# Lintcode: Topological Sorting

This is a problem on Lintcode, I found a quite different solution to it.

The question:

Given an directed graph, a topological order of the graph nodes is defined as follow:

- For each directed edge A -> B in graph, A must before B in the order list.
- The first node in the order can be any node in the graph with no nodes direct to it.

Find any topological order for the given graph.

Try solve it yourself: link

Solution:

The idea, as covered in Kleinberg’s book, is to iteratively find nodes that has no incoming edges, remove them and also add them to the topological ordering, until the graph is empty.

To find all nodes without incoming edges, create a hash set, first push all nodes into the hash set, then scan the neighbors list of each node, and remove nodes from the hash set that appears in the neighbor lists. What’s left in the hash set are the nodes that has no incoming edges in this iteration.

As the general idea states, we’d like to remove processed nodes from the graph.

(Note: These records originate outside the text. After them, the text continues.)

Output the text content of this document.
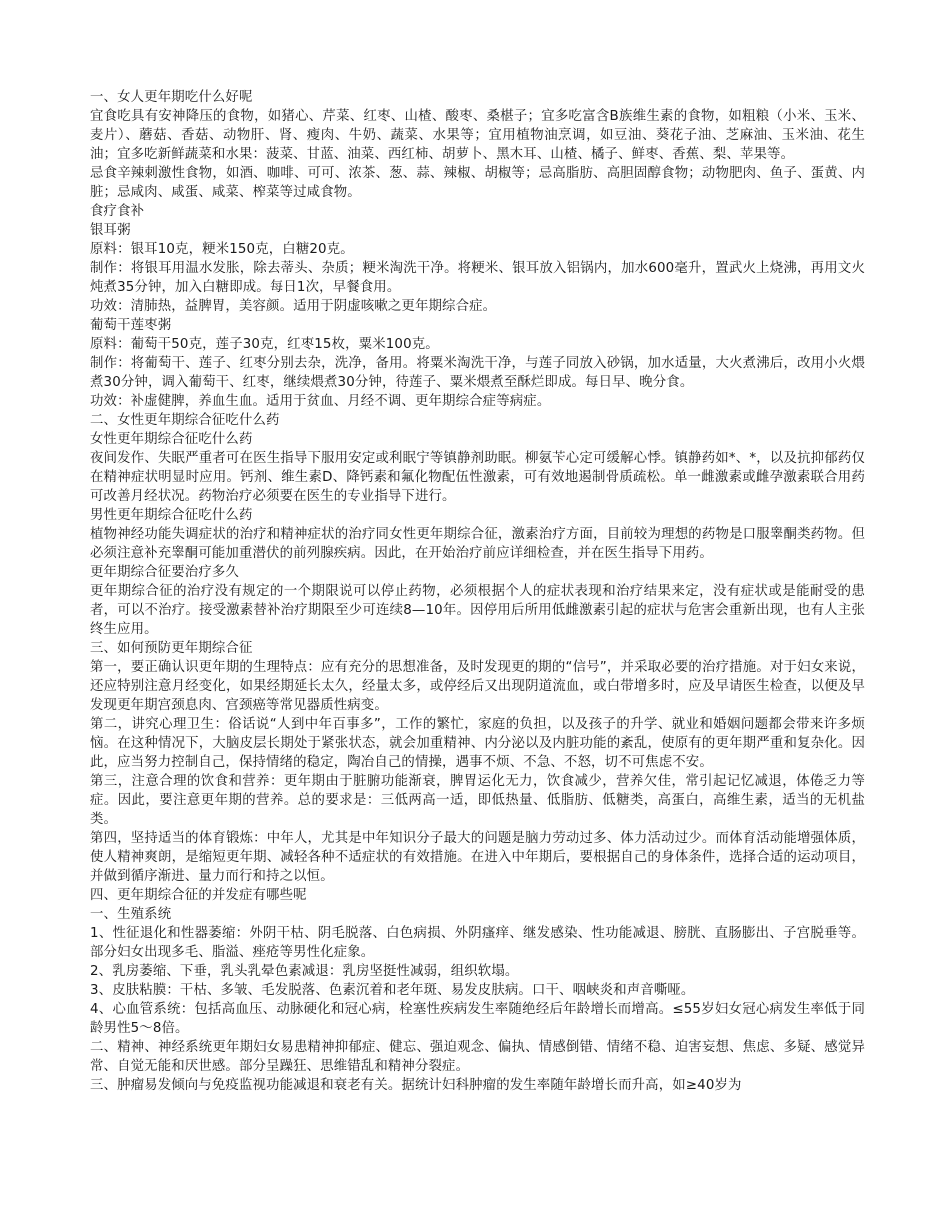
一、女人更年期吃什么好呢

宜食吃具有安神降压的食物，如猪心、芹菜、红枣、山楂、酸枣、桑椹子；宜多吃富含B族维生素的食物，如粗粮（小米、玉米、麦片）、蘑菇、香菇、动物肝、肾、瘦肉、牛奶、蔬菜、水果等；宜用植物油烹调，如豆油、葵花子油、芝麻油、玉米油、花生油；宜多吃新鲜蔬菜和水果：菠菜、甘蓝、油菜、西红柿、胡萝卜、黑木耳、山楂、橘子、鲜枣、香蕉、梨、苹果等。

忌食辛辣刺激性食物，如酒、咖啡、可可、浓茶、葱、蒜、辣椒、胡椒等；忌高脂肪、高胆固醇食物；动物肥肉、鱼子、蛋黄、内脏；忌咸肉、咸蛋、咸菜、榨菜等过咸食物。

食疗食补

银耳粥

原料：银耳10克，粳米150克，白糖20克。

制作：将银耳用温水发胀，除去蒂头、杂质；粳米淘洗干净。将粳米、银耳放入铝锅内，加水600毫升，置武火上烧沸，再用文火炖煮35分钟，加入白糖即成。每日1次，早餐食用。

功效：清肺热，益脾胃，美容颜。适用于阴虚咳嗽之更年期综合症。

葡萄干莲枣粥

原料：葡萄干50克，莲子30克，红枣15枚，粟米100克。

制作：将葡萄干、莲子、红枣分别去杂，洗净，备用。将粟米淘洗干净，与莲子同放入砂锅，加水适量，大火煮沸后，改用小火煨煮30分钟，调入葡萄干、红枣，继续煨煮30分钟，待莲子、粟米煨煮至酥烂即成。每日早、晚分食。

功效：补虚健脾，养血生血。适用于贫血、月经不调、更年期综合症等病症。

二、女性更年期综合征吃什么药

女性更年期综合征吃什么药

夜间发作、失眠严重者可在医生指导下服用安定或利眠宁等镇静剂助眠。柳氨苄心定可缓解心悸。镇静药如*、*，以及抗抑郁药仅在精神症状明显时应用。钙剂、维生素D、降钙素和氟化物配伍性激素，可有效地遏制骨质疏松。单一雌激素或雌孕激素联合用药可改善月经状况。药物治疗必须要在医生的专业指导下进行。

男性更年期综合征吃什么药

植物神经功能失调症状的治疗和精神症状的治疗同女性更年期综合征，激素治疗方面，目前较为理想的药物是口服睾酮类药物。但必须注意补充睾酮可能加重潜伏的前列腺疾病。因此，在开始治疗前应详细检查，并在医生指导下用药。

更年期综合征要治疗多久

更年期综合征的治疗没有规定的一个期限说可以停止药物，必须根据个人的症状表现和治疗结果来定，没有症状或是能耐受的患者，可以不治疗。接受激素替补治疗期限至少可连续8—10年。因停用后所用低雌激素引起的症状与危害会重新出现，也有人主张终生应用。

三、如何预防更年期综合征

第一，要正确认识更年期的生理特点：应有充分的思想准备，及时发现更的期的“信号”，并采取必要的治疗措施。对于妇女来说，还应特别注意月经变化，如果经期延长太久，经量太多，或停经后又出现阴道流血，或白带增多时，应及早请医生检查，以便及早发现更年期宫颈息肉、宫颈癌等常见器质性病变。

第二，讲究心理卫生：俗话说“人到中年百事多”，工作的繁忙，家庭的负担，以及孩子的升学、就业和婚姻问题都会带来许多烦恼。在这种情况下，大脑皮层长期处于紧张状态，就会加重精神、内分泌以及内脏功能的紊乱，使原有的更年期严重和复杂化。因此，应当努力控制自己，保持情绪的稳定，陶冶自己的情操，遇事不烦、不急、不怒，切不可焦虑不安。

第三，注意合理的饮食和营养：更年期由于脏腑功能渐衰，脾胃运化无力，饮食减少，营养欠佳，常引起记忆减退，体倦乏力等症。因此，要注意更年期的营养。总的要求是：三低两高一适，即低热量、低脂肪、低糖类，高蛋白，高维生素，适当的无机盐类。

第四，坚持适当的体育锻炼：中年人，尤其是中年知识分子最大的问题是脑力劳动过多、体力活动过少。而体育活动能增强体质，使人精神爽朗，是缩短更年期、减轻各种不适症状的有效措施。在进入中年期后，要根据自己的身体条件，选择合适的运动项目，并做到循序渐进、量力而行和持之以恒。

四、更年期综合征的并发症有哪些呢

一、生殖系统

1、性征退化和性器萎缩：外阴干枯、阴毛脱落、白色病损、外阴瘙痒、继发感染、性功能减退、膀胱、直肠膨出、子宫脱垂等。部分妇女出现多毛、脂溢、痤疮等男性化症象。

2、乳房萎缩、下垂，乳头乳晕色素减退：乳房坚挺性减弱，组织软塌。

3、皮肤粘膜：干枯、多皱、毛发脱落、色素沉着和老年斑、易发皮肤病。口干、咽峡炎和声音嘶哑。

4、心血管系统：包括高血压、动脉硬化和冠心病，栓塞性疾病发生率随绝经后年龄增长而增高。≤55岁妇女冠心病发生率低于同龄男性5～8倍。

二、精神、神经系统更年期妇女易患精神抑郁症、健忘、强迫观念、偏执、情感倒错、情绪不稳、迫害妄想、焦虑、多疑、感觉异常、自觉无能和厌世感。部分呈躁狂、思维错乱和精神分裂症。

三、肿瘤易发倾向与免疫监视功能减退和衰老有关。据统计妇科肿瘤的发生率随年龄增长而升高，如≥40岁为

Normally this could be done by keeping track of a visited array, and keep visiting it in each iteration or passing it as an argument recursively.

That’s a good solution, but not elegent enough. Here I simply convert the graph into a hash set, then actually remove all visied nodes on the fly. There’s a little bit overhead, but time complexity is still the same since we get constant time removal, and because the graph shinks on the fly, the algorithm might be slightly fast for large n.

The resulting code couldn’t be any shorter, and every part is like plain English, god I love Python.